Wednesday, May 18, 2011
Squeezing clothespins is a great activity to strengthen fingers and develop coordination between the index and middle fingers and thumb. Pulling the pins off the mane is a fun way to engage in squeezing pins and it doesn't hurt the horse! Notice all the postural control my almost six year old client is demosntrating as he reaches for the pins.

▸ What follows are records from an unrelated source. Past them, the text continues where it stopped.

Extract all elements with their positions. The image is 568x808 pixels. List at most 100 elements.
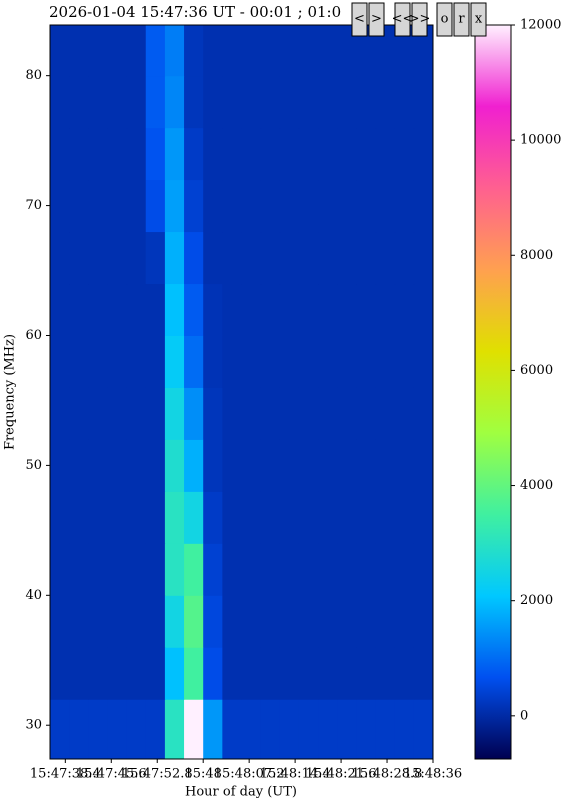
heat-cell: [50, 491, 70, 544]
heat-cell: [279, 439, 300, 492]
heat-cell: [318, 75, 338, 129]
heat-cell: [203, 439, 223, 492]
heat-cell: [241, 439, 262, 492]
button-label[interactable]: x: [475, 12, 483, 27]
heat-cell: [298, 647, 319, 700]
heat-cell: [126, 543, 147, 596]
heat-cell: [184, 283, 204, 336]
x-tick-label: 15:47:52.8: [122, 767, 193, 782]
button-label[interactable]: >>: [409, 12, 431, 27]
heat-cell: [241, 491, 262, 544]
heat-cell: [203, 283, 223, 336]
heat-cell: [356, 283, 377, 336]
heat-cell: [164, 335, 185, 388]
heat-cell: [222, 595, 242, 648]
heat-cell: [203, 179, 223, 233]
heat-cell: [88, 699, 108, 760]
heat-cell: [298, 491, 319, 544]
heat-cell: [145, 439, 166, 492]
button[interactable]: [394, 2, 411, 37]
heat-cell: [337, 387, 357, 440]
button[interactable]: [411, 2, 428, 37]
heat-cell: [279, 699, 300, 760]
heat-cell: [145, 491, 166, 544]
heat-cell: [69, 387, 89, 440]
heat-cell: [145, 231, 166, 285]
heat-cell: [184, 543, 204, 596]
button-label[interactable]: >: [371, 12, 382, 27]
heat-cell: [394, 25, 415, 77]
button-label[interactable]: o: [441, 12, 449, 27]
heat-cell: [413, 543, 434, 596]
heat-cell: [279, 231, 300, 285]
heat-cell: [145, 127, 166, 181]
heat-cell: [107, 543, 128, 596]
heat-cell: [88, 647, 108, 700]
heat-cell: [222, 491, 242, 544]
button[interactable]: [470, 2, 487, 37]
heat-cell: [318, 491, 338, 544]
heat-cell: [88, 335, 108, 388]
x-tick-label: 15:47:45.6: [76, 767, 147, 782]
heat-cell: [222, 127, 242, 181]
x-tick-label: 15:48:14.4: [260, 767, 331, 782]
heat-cell: [260, 231, 281, 285]
heat-cell: [164, 647, 185, 700]
heat-cell: [184, 75, 204, 129]
heat-cell: [318, 699, 338, 760]
heat-cell: [298, 387, 319, 440]
heat-cell: [107, 127, 128, 181]
heat-cell: [107, 283, 128, 336]
button-label[interactable]: r: [458, 12, 465, 27]
heat-cell: [145, 699, 166, 760]
heat-cell: [107, 387, 128, 440]
heat-cell: [337, 439, 357, 492]
button[interactable]: [368, 2, 385, 37]
heat-cell: [69, 179, 89, 233]
heat-cell: [184, 387, 204, 440]
heat-cell: [375, 595, 396, 648]
button[interactable]: [453, 2, 470, 37]
heat-cell: [164, 439, 185, 492]
heat-cell: [318, 387, 338, 440]
x-tick-label: 15:47:38.4: [30, 767, 101, 782]
button-label[interactable]: <: [354, 12, 365, 27]
heat-cell: [413, 647, 434, 700]
heat-cell: [394, 283, 415, 336]
heat-cell: [107, 335, 128, 388]
button[interactable]: [351, 2, 368, 37]
heat-cell: [164, 387, 185, 440]
heat-cell: [126, 439, 147, 492]
heat-cell: [50, 179, 70, 233]
heat-cell: [298, 179, 319, 233]
heat-cell: [50, 647, 70, 700]
button[interactable]: [436, 2, 453, 37]
colorbar-tick-label: 10000: [520, 133, 561, 148]
heat-cell: [222, 231, 242, 285]
button-label[interactable]: <<: [392, 12, 414, 27]
heat-cell: [69, 75, 89, 129]
heat-cell: [375, 127, 396, 181]
heat-cell: [394, 335, 415, 388]
heat-cell: [241, 25, 262, 77]
heat-cell: [298, 335, 319, 388]
heat-cell: [413, 231, 434, 285]
heat-cell: [50, 595, 70, 648]
heat-cell: [337, 335, 357, 388]
heat-cell: [145, 543, 166, 596]
heat-cell: [164, 25, 185, 77]
heat-cell: [394, 231, 415, 285]
heat-cell: [260, 387, 281, 440]
heat-cell: [222, 179, 242, 233]
heat-cell: [88, 543, 108, 596]
heat-cell: [126, 647, 147, 700]
y-tick-label: 50: [25, 458, 42, 473]
heat-cell: [145, 335, 166, 388]
y-tick-label: 80: [25, 68, 42, 83]
heat-cell: [260, 25, 281, 77]
heat-cell: [164, 127, 185, 181]
heat-cell: [184, 179, 204, 233]
heat-cell: [337, 647, 357, 700]
heat-cell: [69, 595, 89, 648]
heat-cell: [69, 647, 89, 700]
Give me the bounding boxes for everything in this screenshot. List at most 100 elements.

Lots of arena designing this week at DivinityFarm as I attached my home made (knit out of trash bags) basket for tossing activities. I have a bag of weirdly textured balls (i.e. koosh, squishy etc) all ready to use.
Monday, May 16, 2011
I have never worked on this postion, but it looks great for weight bearing and at the same time the rider can work on head control while looking around.
Monday, May 9, 2011
Today was the first time I had an opportunity to involve a client in raking manure. I did the raking but had him place both hands on the pole and he did most of the lifting to reach the wheelbarrow. This 6 year old on the spectrum has low tone, postural control and body awareness. He started leaning on me while mounting the steps and when I moved away he collapsed onto the ground. So it would be fantastic for his body awareness to independently shovel and I think he understood why this needed to be done.
Sunday, May 8, 2011
Here is a link to great animal songs to sing while working with kids on the horse.
Wednesday, May 4, 2011
I came across this little wind up horse and thought- what a great fine motor skill to work on with the 3-4 year olds. I found that I could also work on using the hands together to hold the plate while the horse is dancing. This took some bilateral coordination and postural control while stitting on the stationary horse. but watching thehorse dance was very stiulating and motivational.
Tuesday, May 3, 2011
Hippotherapy is a great treatment tool used to teach children how to point. I began working with a new six year old client this weak who has autism. He knows how to point but seems to not want to bother doing it. He is quickly learning that I stop the horse movement when he ignores my directions and that he gets rewarded with trots when he communicates. I stopped the horse in a position so that he had a choice of pointing to go up a hill (which he likes) or into a fence and I modelled pointing up the hill. He is able to clearly indicate what he wants by lifting his arm up high and pointing. At other times he tried to get away with a tiny index finger point while holding onto the handle. This was only his second lesson, so I think he will learn that if he wants the horse to move, I want a really clear cut arm in the air point. We will work on both pointing to go places and pointing to choose and remove pictures from a velcro board.
These same principles of demanding that the child work to the best of his ability is beautifully elaborated in the book The Verbal Behavior Approach. Mary Barbera explains that once the child demonstrates the ability to articulate words, we should never settle for sloppy approximations. I also strive to have the child increase the volume so that the horse can hear "go" and other directions.